Ohio’s New Interest in Acuity-Based Provider Pay: What It Could Mean
- End Ohio's Parent Penalty
- 5 days ago
- 4 min read
Ohio may be moving a step closer to paying care providers based on the acuity of the individual served. But what does that mean, and why does it matter?
Acuity simply means “how much care or support a person needs.” If someone has a higher acuity, they need more help: more care hours, more hands-on assistance, and/or more specialized skills from their provider.
Acuity-Based Rates are a payment system for service providers based primarily on the acuity of the client. Providers caring for people with more intensive/complex needs would be paid more than providers caring for low acuity individuals.
HPC: How the Current System Works
Right now in Ohio, providers of Homemaker/Personal Care are paid different amounts depending on which county the client lives in. The lowest possible pay right now is $28.60 per hour for an independent provider in Athens County, and the highest possible pay is $34.68 per hour for an agency provider in Hamilton County. There are also some add-ons for people with higher acuity that can raise the pay a bit more:
Behavioral add-on ($3.48 per hour)
Complex care add-on ($3.48 per hour)
Medical add-on (68 cents per hour)
What a Fully Acuity-Based System Could Look Like
Under a fully acuity-based system, it’s possible those add-on rates for high acuity could potentially be built in from the start instead of being an add-on. In theory, a person with a developmental disability would take the interRAI assessment, get a score, and that score would translate into both an funding amount and a pay rate for that person’s care workers.
This could be a big help for people with higher needs. Why? Because in Ohio, providers can choose their clients. Imagine a provider who needs to choose between these two possible clients:
Low acuity client: Needs some assistance with paying and renting shoes during an outing to the bowling alley and needs help using the washing machine at home.
High acuity client: Needs close, constant supervision at all times, all daily living tasks done for them, and also has aggressive behaviors, pica, and a serious seizure disorder. The provider is not able to sit down, eat, or use the restroom during their shift, and would need to pay their own medical bills if they are injured on the job.
Even with one or more of the add-ons, the high acuity client may not seem “worth it” to a provider when the pay for the lower acuity client is pretty decent and the job is straightforward and not dangerous or taxing.
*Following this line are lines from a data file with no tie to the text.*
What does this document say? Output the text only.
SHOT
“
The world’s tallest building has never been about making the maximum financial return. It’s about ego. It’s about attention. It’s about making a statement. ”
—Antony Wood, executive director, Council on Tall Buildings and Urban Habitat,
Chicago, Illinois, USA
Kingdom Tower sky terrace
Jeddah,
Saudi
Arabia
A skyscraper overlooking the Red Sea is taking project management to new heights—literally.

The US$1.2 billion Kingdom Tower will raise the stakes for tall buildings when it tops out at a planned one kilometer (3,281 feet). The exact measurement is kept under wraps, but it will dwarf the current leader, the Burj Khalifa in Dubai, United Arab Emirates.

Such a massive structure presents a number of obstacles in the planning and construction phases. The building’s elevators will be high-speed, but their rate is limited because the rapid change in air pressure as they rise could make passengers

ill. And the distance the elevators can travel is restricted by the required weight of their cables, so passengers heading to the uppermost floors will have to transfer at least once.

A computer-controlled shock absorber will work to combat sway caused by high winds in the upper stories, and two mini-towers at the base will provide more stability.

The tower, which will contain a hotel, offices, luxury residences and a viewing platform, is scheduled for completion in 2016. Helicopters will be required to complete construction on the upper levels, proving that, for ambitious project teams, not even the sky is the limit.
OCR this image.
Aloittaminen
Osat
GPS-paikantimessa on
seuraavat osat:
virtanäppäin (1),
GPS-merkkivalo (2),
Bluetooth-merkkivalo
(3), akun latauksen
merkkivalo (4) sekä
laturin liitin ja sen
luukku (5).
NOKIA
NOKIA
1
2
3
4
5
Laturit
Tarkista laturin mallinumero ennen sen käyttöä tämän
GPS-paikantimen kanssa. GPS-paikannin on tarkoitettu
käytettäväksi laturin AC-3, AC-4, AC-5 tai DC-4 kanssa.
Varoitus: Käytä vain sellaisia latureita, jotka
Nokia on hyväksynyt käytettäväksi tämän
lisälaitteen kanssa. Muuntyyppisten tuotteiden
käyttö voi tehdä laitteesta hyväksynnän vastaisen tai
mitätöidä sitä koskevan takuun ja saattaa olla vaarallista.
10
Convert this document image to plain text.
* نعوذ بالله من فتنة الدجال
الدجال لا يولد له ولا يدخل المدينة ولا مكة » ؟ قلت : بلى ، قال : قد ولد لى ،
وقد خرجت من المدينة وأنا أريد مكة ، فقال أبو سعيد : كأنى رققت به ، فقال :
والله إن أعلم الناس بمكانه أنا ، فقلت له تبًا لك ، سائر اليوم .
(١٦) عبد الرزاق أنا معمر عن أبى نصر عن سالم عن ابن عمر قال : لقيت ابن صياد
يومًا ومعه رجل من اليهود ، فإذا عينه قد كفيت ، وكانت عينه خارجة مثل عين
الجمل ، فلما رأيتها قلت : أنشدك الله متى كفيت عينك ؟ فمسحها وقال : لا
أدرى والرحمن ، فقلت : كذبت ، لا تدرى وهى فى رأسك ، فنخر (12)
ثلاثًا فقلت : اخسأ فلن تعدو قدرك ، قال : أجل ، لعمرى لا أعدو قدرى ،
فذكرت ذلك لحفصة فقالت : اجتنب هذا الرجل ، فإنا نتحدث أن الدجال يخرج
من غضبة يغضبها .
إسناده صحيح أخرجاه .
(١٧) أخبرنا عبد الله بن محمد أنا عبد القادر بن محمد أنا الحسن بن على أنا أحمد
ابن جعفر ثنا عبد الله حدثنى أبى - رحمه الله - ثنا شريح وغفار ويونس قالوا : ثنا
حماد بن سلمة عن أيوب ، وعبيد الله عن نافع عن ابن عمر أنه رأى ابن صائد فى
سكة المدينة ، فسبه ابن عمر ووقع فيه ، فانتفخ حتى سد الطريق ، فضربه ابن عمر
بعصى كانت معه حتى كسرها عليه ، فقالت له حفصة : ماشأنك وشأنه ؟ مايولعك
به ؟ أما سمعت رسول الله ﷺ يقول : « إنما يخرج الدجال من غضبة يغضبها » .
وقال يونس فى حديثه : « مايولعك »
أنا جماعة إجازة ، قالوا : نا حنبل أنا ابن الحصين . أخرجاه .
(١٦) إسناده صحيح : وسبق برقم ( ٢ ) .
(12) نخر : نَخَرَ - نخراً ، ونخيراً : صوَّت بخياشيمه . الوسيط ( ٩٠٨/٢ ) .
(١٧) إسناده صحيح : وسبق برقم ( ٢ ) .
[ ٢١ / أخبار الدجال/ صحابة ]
A truly acuity-based pay system could close that “Is it worth it?” gap by making the high-acuity client’s rate meaningfully higher.
Ohio Shared Living and the Parent Penalty
Ohio Shared Living already uses a daily rate that’s partly based on acuity. But there’s a big problem: the ODDP test’s scoring system heavily weights living situation. If the individual lives with relatives, their budget often gets bumped down to the level of a low acuity individual, even if their acuity is medium to high. We’ve analyzed the full scoring algorithm and dozens of ODDP tests and found many cases where a person would receive a score of 6-7 if they lived with strangers, but instead their score is 2 because they live with their parent. With a few exceptions, Ohio Shared Living parents receive lower pay for higher acuity work because they are related to the client.
This is part of what’s called the Ohio Parent Penalty, where family caregivers get paid less than non-family caregivers for doing the exact same work. The fix for this would be to base payment on the acuity of the person with a disability, not the identity of the care worker.
The Big Unknowns
We don’t yet know whether Ohio is truly moving toward a fair, fully acuity-based pay rate for direct care workers. Another question would be whether provider agencies would be required to pass any of the high acuity pay on to the actual worker. When Ohio raised pay rates across the board in early 2024, provider agencies were permitted to pocket the increase and keep paying their workers the old, lower wages.
These are the questions we’ll be watching:
Will pay rates for high-acuity clients truly reflect the extra work?
Will acuity-based rates be enough to convince providers to want to care for high acuity folks?
If so, will those providers be in it for the right reasons? Or will they claim they are willing and able to do some very challenging work when they really are not?
Will family caregivers finally be paid based on their loved one’s acuity instead of being penalized for being related to the client?
Will the state require agencies to pass any higher rates on to the actual workers, or will the agencies keep the money for themselves?
For now, this is all still very hypothetical! But for families and providers alike, the way Ohio answers these questions could make a huge difference in who gets care and who is left without a provider.